I am of two minds about this fandom's preoccupation with holding up Kirk as an example of fat acceptance. On the one hand, it's nice that we have all this fanart and writing celebrating someone who doesn't entirely conform to the body image the media has saturated us with for so long, starting in the 80s with hypermasculinized figures like Rambo.

On the other hand.

He's… guys, he's not fat. William Shatner was in great physical condition for the entire show. Yes, at some points he had more weight than others, but he was never fat, and he really wasn't even chubby.

The only reason people think of him that way is because the media has conditioned us to think of strong fit men as having no body fat whatsoever.
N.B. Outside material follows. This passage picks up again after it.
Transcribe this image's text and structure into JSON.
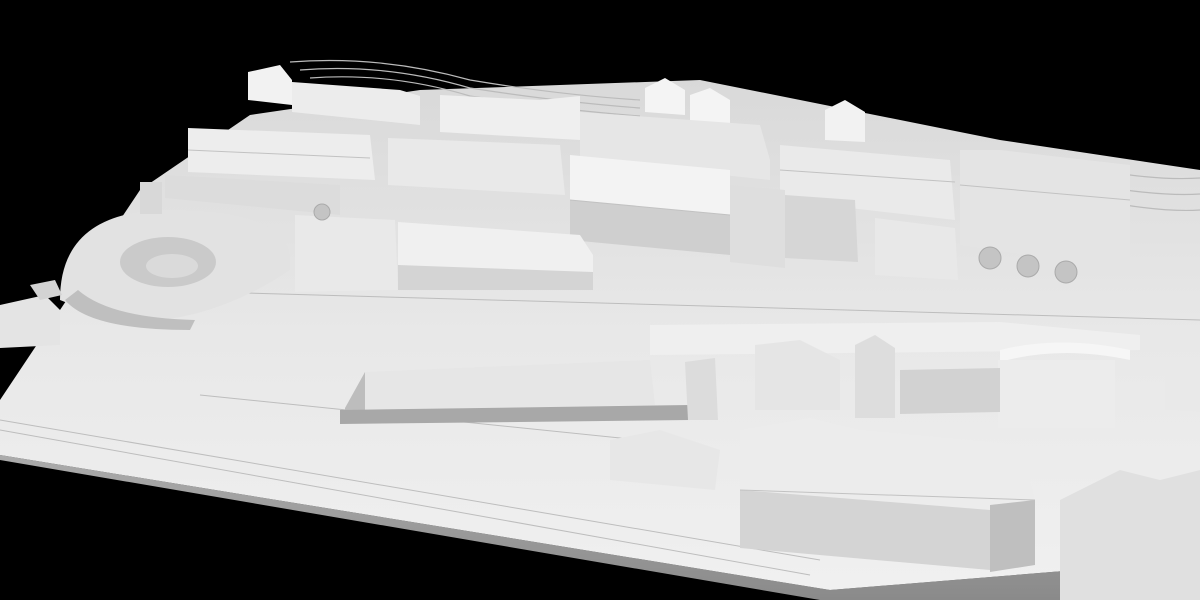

They do this by literally dehydrating their male actors for days before shooting, to the point that it can be physically dangerous. Intensive workout routines combine with diuretics (drugs) and enforced dehydration to bring actors to their brink on the precise day of shooting.

Hugh Jackson had to dehydrate for 36 hours to play Wolverine, and he was on the verge of blacking out during many of his fight scenes because humans can only go three days without water.

Chris Hemsworth had to dehydrate for days, losing about a gallon of water to play Thor and needed recovery time when he was done so he didn't have to be hospitalized. Imagine Chris Hemsworth not looking good enough for your film, so you need to force him to lose a gallon of water to shoot a few shirtless scenes.

Not all actors are so lucky. Sometimes they do wind up in the hospital from these dangerous practices, and everyone who absorbs these unhealthy body images suffers as well.

Captain Kirk has never been fat, nor has he been chubby. While it's good that people can think about liking a chubby lead, what he should be is a model of a healthy, achievable body image for men.